79年前の今日、広島に世界で最初の原爆が投下された。今朝広島市内の平和公園で恒例の平和記念式典が行われた。式典には、被爆者や遺族をはじめ、政府から岸田首相ら閣僚、109か国の大使などおよそ5万人が参列した。この1年間に亡くなった5,079人や、死亡が確認された人を合わせて、34万4,306人の原爆死没者名簿が原爆慰霊碑に納められた。原爆が投下された午前8時15分には、参列者全員が黙祷を捧げた。
最初に松井一實・広島市長が平和宣言を読み上げた。その冒頭で市長は問いかけた。「自国の安全保障のためには核戦力の強化が必要だという考え方をどう思われますか」、「他国より優位に立ち続けるために繰り広げられている軍備拡大競争についてどう思いますか」と。
被災地の市民を代表する市長と国の指導者である岸田首相、及び日本政府とは、その考え方において大分開きがある。松井市長としては、核兵器廃絶の決意を訴えながら、それに能動的行動を起こそうとしない日本政府に対して強い不満を訴えたのだと思う。これまで核兵器不拡散条約(NPT)再検討会議は、2回続けて最終文書を採択出来なかった。これは核兵器について各国の考えに大きな隔たりがあるからである。来年3月には、核兵器禁止条約の第3回締約国会議がアメリカで開かれるが、締約国でない日本がせめてオブザーバーとして参加し、核兵器使用に反対の意思表示を行うよう政府に訴えた。同時に、一刻も早く締約国になるよう求めた。
1989年ベルリンの壁が崩壊して、東西冷戦にストップがかかった。当時ソ連のゴルバチョフ大統領は、平和を訴え、軍備競争を停止し、核兵器を根絶する決意を表明して、アメリカのレーガン大統領と対話を行い、冷戦を終結に導き、米ソ間の戦略核兵器削減条約の締結を実現した。
そのゴルバチョフ大統領の尊い志を、ウクライナへ侵攻を開始するや、プーチン大統領はいとも簡単に投げ捨て、ウクライナ軍がロシアに侵入したら躊躇なく、核兵器を使用すると恐喝的に公言した。これにより再び核兵器使用の危険が持ち上がった。ロシアはウクライナ侵攻以来、式典には当然ながら招待されていない。

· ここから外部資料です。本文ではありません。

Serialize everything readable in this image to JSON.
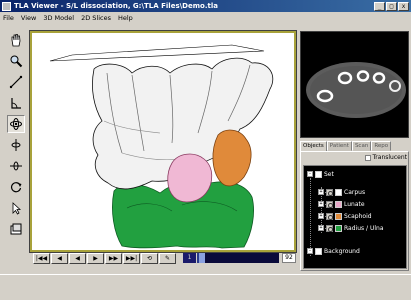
{
  "window": {
    "title": "TLA Viewer - S/L dissociation, G:\\TLA Files\\Demo.tla",
    "controls": [
      "_",
      "□",
      "x"
    ]
  },
  "menu": [
    "File",
    "View",
    "3D Model",
    "2D Slices",
    "Help"
  ],
  "toolbar": {
    "tools": [
      {
        "name": "pan-hand-icon"
      },
      {
        "name": "zoom-magnifier-icon"
      },
      {
        "name": "measure-line-icon"
      },
      {
        "name": "angle-icon"
      },
      {
        "name": "rotate-3d-icon",
        "active": true
      },
      {
        "name": "rotate-vertical-icon"
      },
      {
        "name": "rotate-horizontal-icon"
      },
      {
        "name": "rotate-cycle-icon"
      },
      {
        "name": "pointer-icon"
      },
      {
        "name": "snapshot-icon"
      }
    ]
  },
  "playback": {
    "buttons": [
      "|◀◀",
      "◀",
      "◀",
      "▶",
      "▶▶",
      "▶▶|",
      "⟲",
      "✎"
    ],
    "current_frame": "1",
    "total_frames": "92",
    "progress": 0.02
  },
  "side_panel": {
    "tabs": [
      "Objects",
      "Patient",
      "Scan",
      "Repo"
    ],
    "active_tab": "Objects",
    "translucent_label": "Translucent",
    "tree": {
      "set_label": "Set",
      "items": [
        {
          "label": "Carpus",
          "color": "#ffffff"
        },
        {
          "label": "Lunate",
          "color": "#e8a8c8"
        },
        {
          "label": "Scaphoid",
          "color": "#e08a3a"
        },
        {
          "label": "Radius / Ulna",
          "color": "#22a040"
        }
      ],
      "background_label": "Background"
    }
  },
  "colors": {
    "viewport_border": "#a8a23a",
    "title_gradient_start": "#0a246a",
    "carpus": "#ffffff",
    "lunate": "#e8a8c8",
    "scaphoid": "#e08a3a",
    "radius_ulna": "#22a040"
  }
}
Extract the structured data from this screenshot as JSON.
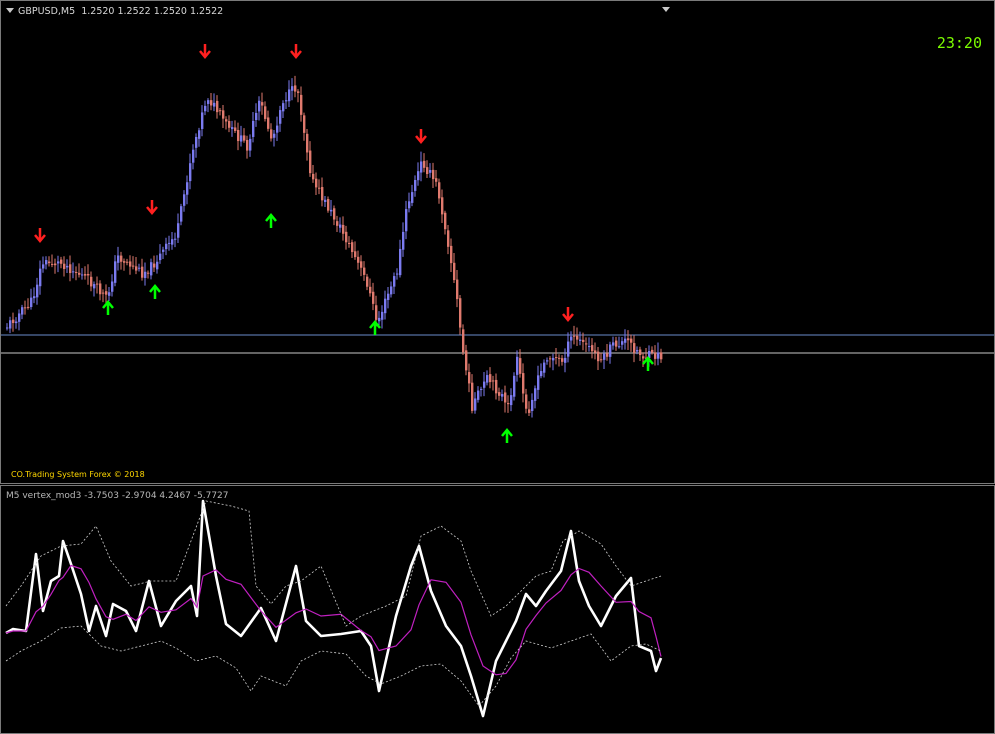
{
  "chart": {
    "symbol_line": "GBPUSD,M5  1.2520 1.2522 1.2520 1.2522",
    "clock": "23:20",
    "copyright": "CO.Trading System Forex © 2018",
    "colors": {
      "bull": "#7b7bf0",
      "bear": "#e07a6e",
      "up_arrow": "#00ff00",
      "down_arrow": "#ff2020",
      "hline": "#6a8ccc"
    }
  },
  "indicator": {
    "header": "M5 vertex_mod3 -3.7503 -2.9704 4.2467 -5.7727",
    "colors": {
      "main": "#ffffff",
      "signal": "#c020c0",
      "band": "#d0d0d0"
    }
  }
}
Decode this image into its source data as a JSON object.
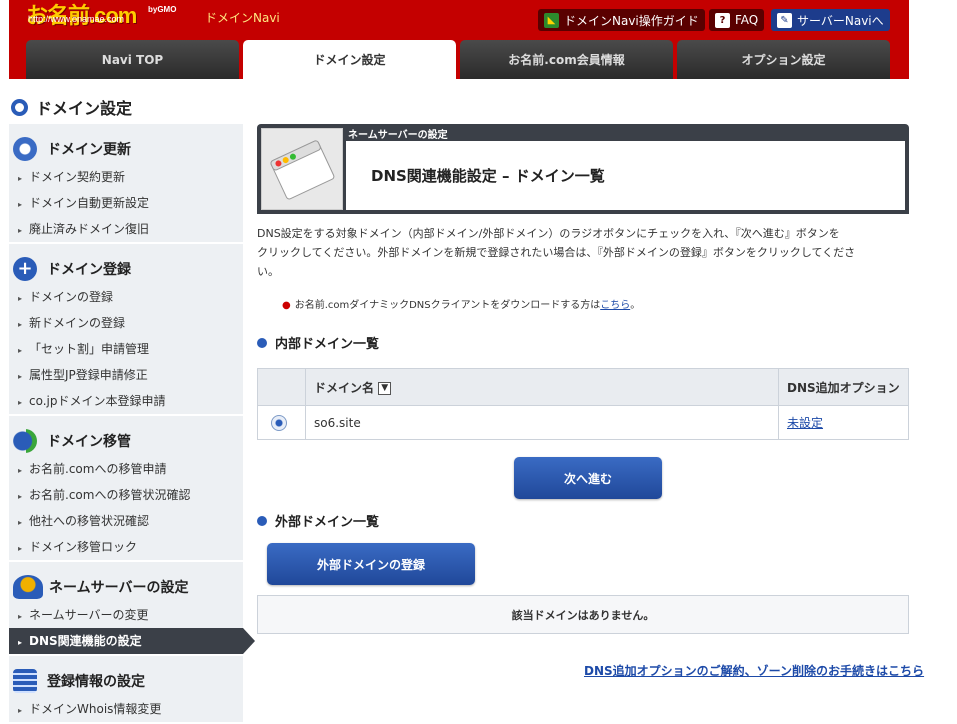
{
  "header": {
    "logo": "お名前.com",
    "logo_url": "http://www.onamae.com",
    "logo_gmo": "byGMO",
    "navi_title": "ドメインNavi",
    "buttons": [
      "ドメインNavi操作ガイド",
      "FAQ",
      "サーバーNaviへ"
    ]
  },
  "tabs": [
    "Navi TOP",
    "ドメイン設定",
    "お名前.com会員情報",
    "オプション設定"
  ],
  "page_title": "ドメイン設定",
  "sidebar": {
    "groups": [
      {
        "title": "ドメイン更新",
        "items": [
          "ドメイン契約更新",
          "ドメイン自動更新設定",
          "廃止済みドメイン復旧"
        ]
      },
      {
        "title": "ドメイン登録",
        "items": [
          "ドメインの登録",
          "新ドメインの登録",
          "「セット割」申請管理",
          "属性型JP登録申請修正",
          "co.jpドメイン本登録申請"
        ]
      },
      {
        "title": "ドメイン移管",
        "items": [
          "お名前.comへの移管申請",
          "お名前.comへの移管状況確認",
          "他社への移管状況確認",
          "ドメイン移管ロック"
        ]
      },
      {
        "title": "ネームサーバーの設定",
        "items": [
          "ネームサーバーの変更",
          "DNS関連機能の設定"
        ]
      },
      {
        "title": "登録情報の設定",
        "items": [
          "ドメインWhois情報変更"
        ]
      }
    ]
  },
  "main": {
    "subheading": "ネームサーバーの設定",
    "title": "DNS関連機能設定 – ドメイン一覧",
    "description_lines": [
      "DNS設定をする対象ドメイン（内部ドメイン/外部ドメイン）のラジオボタンにチェックを入れ、『次へ進む』ボタンを",
      "クリックしてください。外部ドメインを新規で登録されたい場合は、『外部ドメインの登録』ボタンをクリックしてくださ",
      "い。"
    ],
    "note": "お名前.comダイナミックDNSクライアントをダウンロードする方は",
    "note_link": "こちら",
    "note_end": "。",
    "internal_title": "内部ドメイン一覧",
    "table_headers": [
      "ドメイン名",
      "DNS追加オプション"
    ],
    "rows": [
      {
        "domain": "so6.site",
        "option": "未設定"
      }
    ],
    "next_button": "次へ進む",
    "external_title": "外部ドメイン一覧",
    "external_button": "外部ドメインの登録",
    "empty_message": "該当ドメインはありません。",
    "bottom_link": "DNS追加オプションのご解約、ゾーン削除のお手続きはこちら"
  }
}
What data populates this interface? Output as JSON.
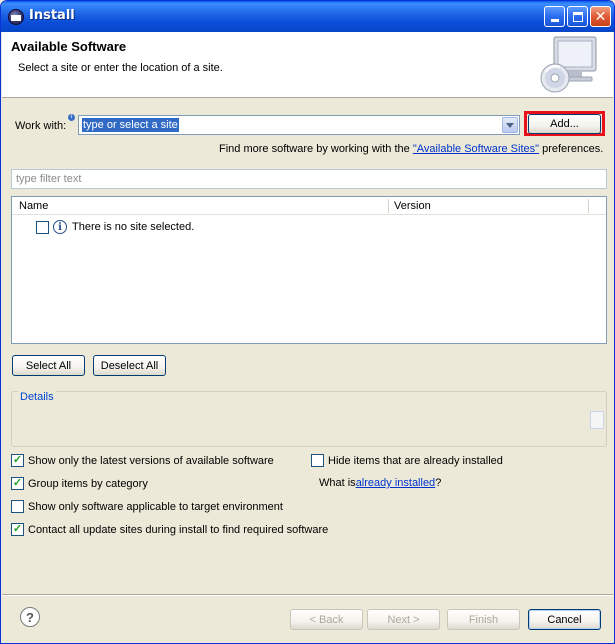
{
  "window": {
    "title": "Install"
  },
  "header": {
    "title": "Available Software",
    "description": "Select a site or enter the location of a site."
  },
  "work_with": {
    "label": "Work with:",
    "value": "type or select a site",
    "add_button": "Add...",
    "find_more_prefix": "Find more software by working with the ",
    "find_more_link": "\"Available Software Sites\"",
    "find_more_suffix": " preferences."
  },
  "filter": {
    "placeholder": "type filter text"
  },
  "table": {
    "columns": [
      "Name",
      "Version"
    ],
    "rows": [
      {
        "text": "There is no site selected.",
        "checked": false,
        "icon": "info-icon"
      }
    ]
  },
  "selection_buttons": {
    "select_all": "Select All",
    "deselect_all": "Deselect All"
  },
  "details": {
    "label": "Details"
  },
  "options": {
    "show_latest": {
      "label": "Show only the latest versions of available software",
      "checked": true
    },
    "group_by_category": {
      "label": "Group items by category",
      "checked": true
    },
    "applicable_only": {
      "label": "Show only software applicable to target environment",
      "checked": false
    },
    "contact_all": {
      "label": "Contact all update sites during install to find required software",
      "checked": true
    },
    "hide_installed": {
      "label": "Hide items that are already installed",
      "checked": false
    },
    "what_is_prefix": "What is ",
    "what_is_link": "already installed",
    "what_is_suffix": "?"
  },
  "footer": {
    "help": "?",
    "back": "< Back",
    "next": "Next >",
    "finish": "Finish",
    "cancel": "Cancel"
  },
  "colors": {
    "titlebar": "#0A4DD8",
    "highlight": "#E8101A",
    "link": "#0033CC",
    "selection": "#316AC5",
    "background": "#ECE9D8"
  }
}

松井市長に次いで、挨拶に立った岸田首相は、「現実的、かつ実践的な取り組みを進め、核軍縮に向けた国際社会の機運を高めるべく国際社会を主導していく」と抽象的ながら国際社会で核兵器削減運動を積極的に行っていくと述べたが、その反面核兵器禁止条約には触れることがなかった。いつもきれいごとを言いつつ、スピーチの内容は核兵器削減については、相も変わらず後ろ向きであることが分かる。
平和記念式典終了後、岸田首相は被爆者団体7人の代表者と面会した。被爆者団体が「核兵器をなくそうと訴え続けてきた政府が、核兵器禁止条約に背を向けている状況下で、被爆者は海外に出かけて活動することに気後れし、恥ずかしい思いをしている」と訴えた。更に来年3月に開かれる核兵器禁止条約の第3回締約国会議に日本がオブザーバーとして参加するよう要請した。これに対して首相は、「核実験や核兵器に使う物質そのものを禁止する具体的な取り組みを、核兵器国を巻き込みながら進めることが日本の約割だ」と述べ、オブザーバー参加についてすら何ら言及しなかった。
日本がアメリカの傘の下にいる限り、日本政府としてはアメリカの意向に従って行動するだけで、日本政府独自の反核兵器廃絶の考えを述べることはないだろう。しかし、これでは、原爆犠牲者はいつまで経っても浮かばれないだろう。